As you say, the tricky part is deciding what to fake up for the merge base.  In your example, we're undoing the B-to-C diffs.  Here's the actual source code (in sequencer.c), stripped down somewhat:
if (opts->action == REPLAY_REVERT) {
        base = commit;
        base_label = msg.label;
        next = parent;
        next_label = msg.parent_label;
        strbuf_addstr(&msgbuf, "Revert \"");
        strbuf_addstr(&msgbuf, msg.subject);
        strbuf_addstr(&msgbuf, "\"\n\nThis reverts commit ");
        strbuf_addstr(&msgbuf, oid_to_hex(&commit->object.oid));
        if (commit->parents && commit->parents->next) {
                strbuf_addstr(&msgbuf, ", reversing\nchanges made to ");
                strbuf_addstr(&msgbuf, oid_to_hex(&parent->object.oid));
        }
        strbuf_addstr(&msgbuf, ".\n");
} else {
[this is the cherry-pick case, included just for completeness]
        const char *p;
        base = parent;
        base_label = msg.parent_label;
        next = commit;
        next_label = msg.label;
When we enter here, commit points to data for C and parent points to data for B.  The assignment to variable base is what sets the merge base, and next-vs-base is what to bring in.  For cherry-pick, the commit's parent (possibly chosen via -m) is the merge base.  For revert, the commit itself is the merge base and the parent (again possibly from -m) is what-to-bring-in.

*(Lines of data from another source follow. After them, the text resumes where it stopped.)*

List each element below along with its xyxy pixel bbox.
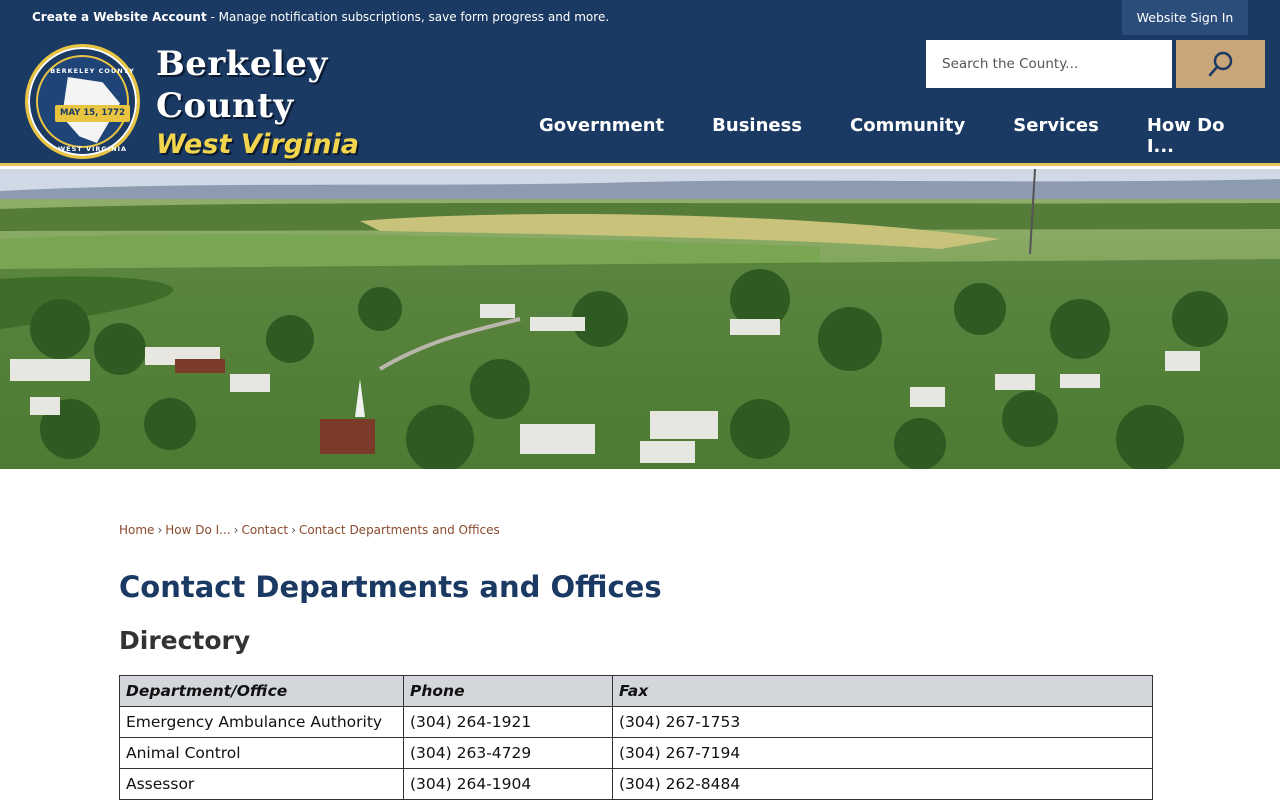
department-cell: Assessor: [119, 768, 404, 800]
phone-cell[interactable]: (304) 264-1904: [403, 768, 613, 800]
nav-community[interactable]: Community: [826, 115, 989, 157]
table-header-row: Department/Office Phone Fax: [119, 675, 1153, 707]
account-description: - Manage notification subscriptions, sav…: [206, 10, 610, 24]
directory-table: Department/Office Phone Fax Emergency Am…: [119, 675, 1153, 800]
department-cell: Emergency Ambulance Authority: [119, 706, 404, 738]
brand-line-2: County: [156, 86, 294, 126]
landscape-illustration: [0, 169, 1280, 469]
search-input[interactable]: [926, 40, 1172, 88]
breadcrumb-home[interactable]: Home: [119, 523, 154, 537]
create-account-link[interactable]: Create a Website Account: [32, 10, 207, 24]
fax-cell: (304) 267-7194: [612, 737, 1153, 769]
department-cell: Animal Control: [119, 737, 404, 769]
seal-top-text: BERKELEY COUNTY: [50, 67, 135, 75]
table-row: Animal Control (304) 263-4729 (304) 267-…: [119, 737, 1153, 769]
breadcrumb-current[interactable]: Contact Departments and Offices: [299, 523, 500, 537]
breadcrumb-separator: ›: [291, 523, 296, 537]
nav-government[interactable]: Government: [515, 115, 688, 157]
breadcrumb-separator: ›: [157, 523, 163, 537]
seal-date: MAY 15, 1772: [55, 105, 130, 122]
phone-cell[interactable]: (304) 264-1921: [403, 706, 613, 738]
breadcrumb-contact[interactable]: Contact: [241, 523, 288, 537]
search-button[interactable]: [1176, 40, 1265, 88]
brand-line-1: Berkeley: [156, 44, 328, 84]
breadcrumb-separator: ›: [233, 523, 239, 537]
search-icon: [1208, 51, 1232, 77]
page-title: Contact Departments and Offices: [119, 570, 662, 604]
fax-cell: (304) 267-1753: [612, 706, 1153, 738]
column-header-department: Department/Office: [119, 675, 404, 707]
utility-bar: Create a Website Account - Manage notifi…: [0, 0, 1280, 35]
account-message: Create a Website Account - Manage notifi…: [32, 10, 609, 24]
section-title-directory: Directory: [119, 626, 251, 655]
nav-services[interactable]: Services: [989, 115, 1123, 157]
breadcrumb-how-do-i[interactable]: How Do I...: [165, 523, 230, 537]
main-navigation: Government Business Community Services H…: [515, 115, 1280, 157]
county-seal-logo[interactable]: BERKELEY COUNTY MAY 15, 1772 WEST VIRGIN…: [25, 44, 140, 159]
table-row: Emergency Ambulance Authority (304) 264-…: [119, 706, 1153, 738]
table-row: Assessor (304) 264-1904 (304) 262-8484: [119, 768, 1153, 800]
nav-business[interactable]: Business: [688, 115, 826, 157]
column-header-phone: Phone: [403, 675, 613, 707]
seal-ring: BERKELEY COUNTY MAY 15, 1772 WEST VIRGIN…: [36, 55, 134, 153]
phone-cell[interactable]: (304) 263-4729: [403, 737, 613, 769]
seal-bottom-text: WEST VIRGINIA: [57, 145, 128, 153]
column-header-fax: Fax: [612, 675, 1153, 707]
site-brand[interactable]: Berkeley County West Virginia: [156, 43, 359, 163]
fax-cell: (304) 262-8484: [612, 768, 1153, 800]
breadcrumb: Home › How Do I... › Contact › Contact Departm…: [119, 523, 500, 537]
nav-how-do-i[interactable]: How Do I...: [1123, 115, 1280, 157]
brand-line-3: West Virginia: [156, 129, 360, 160]
hero-landscape-image: [0, 169, 1280, 469]
site-header: BERKELEY COUNTY MAY 15, 1772 WEST VIRGIN…: [0, 35, 1280, 166]
website-sign-in-button[interactable]: Website Sign In: [1122, 0, 1248, 35]
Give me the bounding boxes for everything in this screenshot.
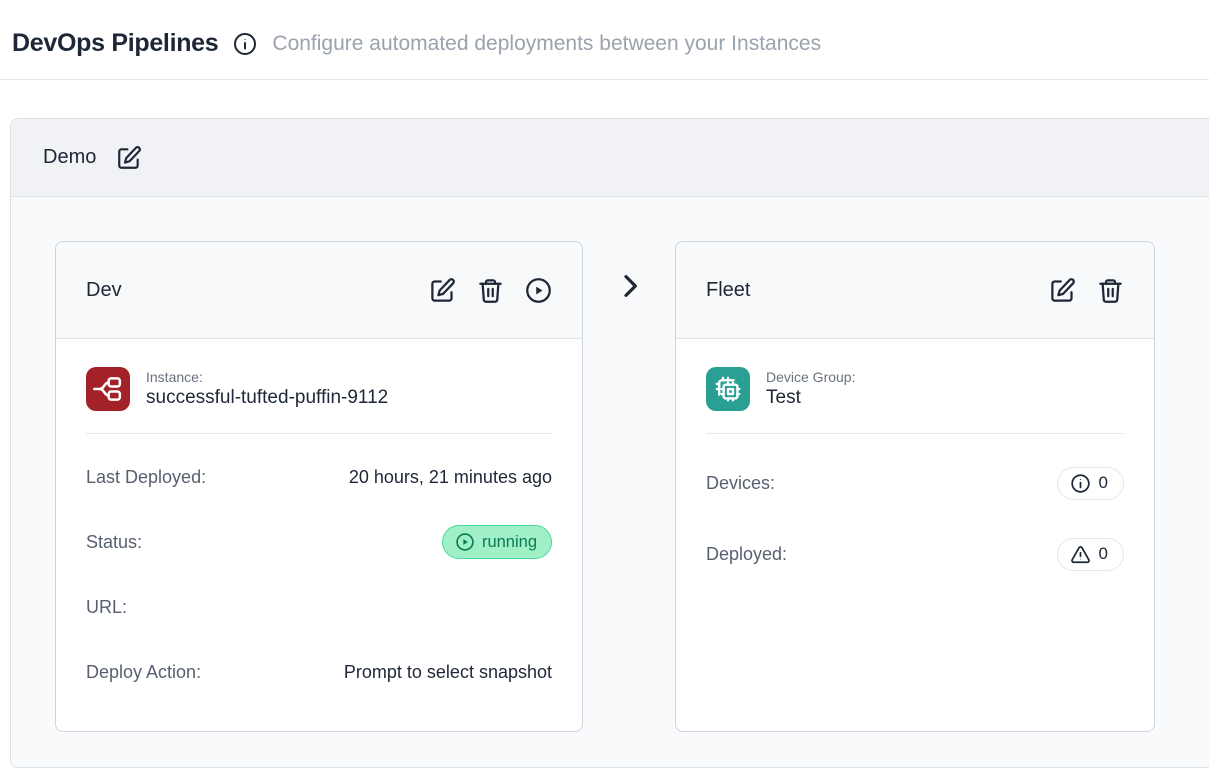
dev-source-text: Instance: successful-tufted-puffin-9112 (146, 369, 388, 409)
dev-delete-button[interactable] (477, 277, 504, 304)
dev-source-row: Instance: successful-tufted-puffin-9112 (86, 367, 552, 411)
pipeline-panel: Demo Dev (10, 118, 1209, 768)
last-deployed-row: Last Deployed: 20 hours, 21 minutes ago (86, 455, 552, 499)
edit-icon (1049, 277, 1076, 304)
fleet-edit-button[interactable] (1049, 277, 1076, 304)
devices-count: 0 (1099, 473, 1108, 493)
divider (706, 433, 1124, 434)
fleet-source-text: Device Group: Test (766, 369, 855, 409)
pipeline-panel-header: Demo (11, 119, 1209, 197)
last-deployed-label: Last Deployed: (86, 467, 206, 488)
device-group-icon (706, 367, 750, 411)
status-row: Status: running (86, 520, 552, 564)
page-header: DevOps Pipelines Configure automated dep… (0, 0, 1209, 80)
stage-connector-chevron-icon (614, 270, 646, 302)
devices-count-badge[interactable]: 0 (1057, 467, 1124, 500)
fleet-card-title: Fleet (706, 279, 750, 302)
url-row: URL: (86, 585, 552, 629)
fleet-card-body: Device Group: Test Devices: 0 (676, 339, 1154, 731)
page-subtitle: Configure automated deployments between … (272, 32, 821, 56)
divider (86, 433, 552, 434)
deployed-count: 0 (1099, 544, 1108, 564)
deployed-label: Deployed: (706, 544, 787, 565)
deployed-count-badge[interactable]: 0 (1057, 538, 1124, 571)
instance-label: Instance: (146, 369, 388, 385)
page-info-button[interactable] (233, 32, 257, 56)
deploy-action-label: Deploy Action: (86, 662, 201, 683)
status-value: running (482, 533, 537, 552)
url-label: URL: (86, 597, 127, 618)
dev-edit-button[interactable] (429, 277, 456, 304)
dev-card-actions (429, 277, 552, 304)
instance-name: successful-tufted-puffin-9112 (146, 387, 388, 409)
trash-icon (477, 277, 504, 304)
edit-pipeline-button[interactable] (116, 145, 142, 171)
devices-label: Devices: (706, 473, 775, 494)
deploy-action-value: Prompt to select snapshot (344, 662, 552, 683)
dev-card-title: Dev (86, 279, 122, 302)
deploy-action-row: Deploy Action: Prompt to select snapshot (86, 650, 552, 694)
edit-icon (116, 145, 142, 171)
dev-card-header: Dev (56, 242, 582, 339)
last-deployed-value: 20 hours, 21 minutes ago (349, 467, 552, 488)
trash-icon (1097, 277, 1124, 304)
dev-card-body: Instance: successful-tufted-puffin-9112 … (56, 339, 582, 731)
deployed-row: Deployed: 0 (706, 532, 1124, 576)
fleet-source-row: Device Group: Test (706, 367, 1124, 411)
stage-card-fleet: Fleet (675, 241, 1155, 732)
device-group-label: Device Group: (766, 369, 855, 385)
info-circle-icon (1070, 473, 1091, 494)
warning-triangle-icon (1070, 544, 1091, 565)
play-circle-icon (455, 532, 475, 552)
fleet-card-header: Fleet (676, 242, 1154, 339)
status-badge: running (442, 525, 552, 559)
play-circle-icon (525, 277, 552, 304)
info-circle-icon (233, 32, 257, 56)
devices-row: Devices: 0 (706, 461, 1124, 505)
edit-icon (429, 277, 456, 304)
device-group-name: Test (766, 387, 855, 409)
pipeline-name: Demo (43, 146, 96, 169)
fleet-delete-button[interactable] (1097, 277, 1124, 304)
page-title: DevOps Pipelines (12, 29, 218, 58)
pipeline-stages: Dev (11, 197, 1209, 768)
instance-icon (86, 367, 130, 411)
stage-card-dev: Dev (55, 241, 583, 732)
status-label: Status: (86, 532, 142, 553)
dev-run-button[interactable] (525, 277, 552, 304)
fleet-card-actions (1049, 277, 1124, 304)
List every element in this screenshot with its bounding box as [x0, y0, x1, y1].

The other way to get the same effect (which is how this was done many years ago, and until recently, I thought this was still being used) is to reverse-apply a commit as produced by git format-patch.  In this case, the constructed base version is the second hash (the B part from the A..B part of a textual diff):
/*
 * This represents a "patch" to a file, both metainfo changes
 * such as creation/deletion, filemode and content changes represented
 * as a series of fragments.
 */
struct patch {
[snip]
    char old_sha1_prefix[41];
    char new_sha1_prefix[41];
static void reverse_patches(struct patch *p)
{
[snip]
            swap(p->old_sha1_prefix, p->new_sha1_prefix);
The reverse_patches function is called after extracting the text into a series of patches, i.e., after the code that extracts the hashes from the index lines, putting the A and B parts into the old and new prefix fields.  Then (after reverse_patches), when actually applying each patch, git uses the saved old and new sha1 values to fake a 3-way merge (if git am is given --3way).  So by reverse-applying a text patch, we would get the new file as the base and the original as the target, just as with the sequencer.c code.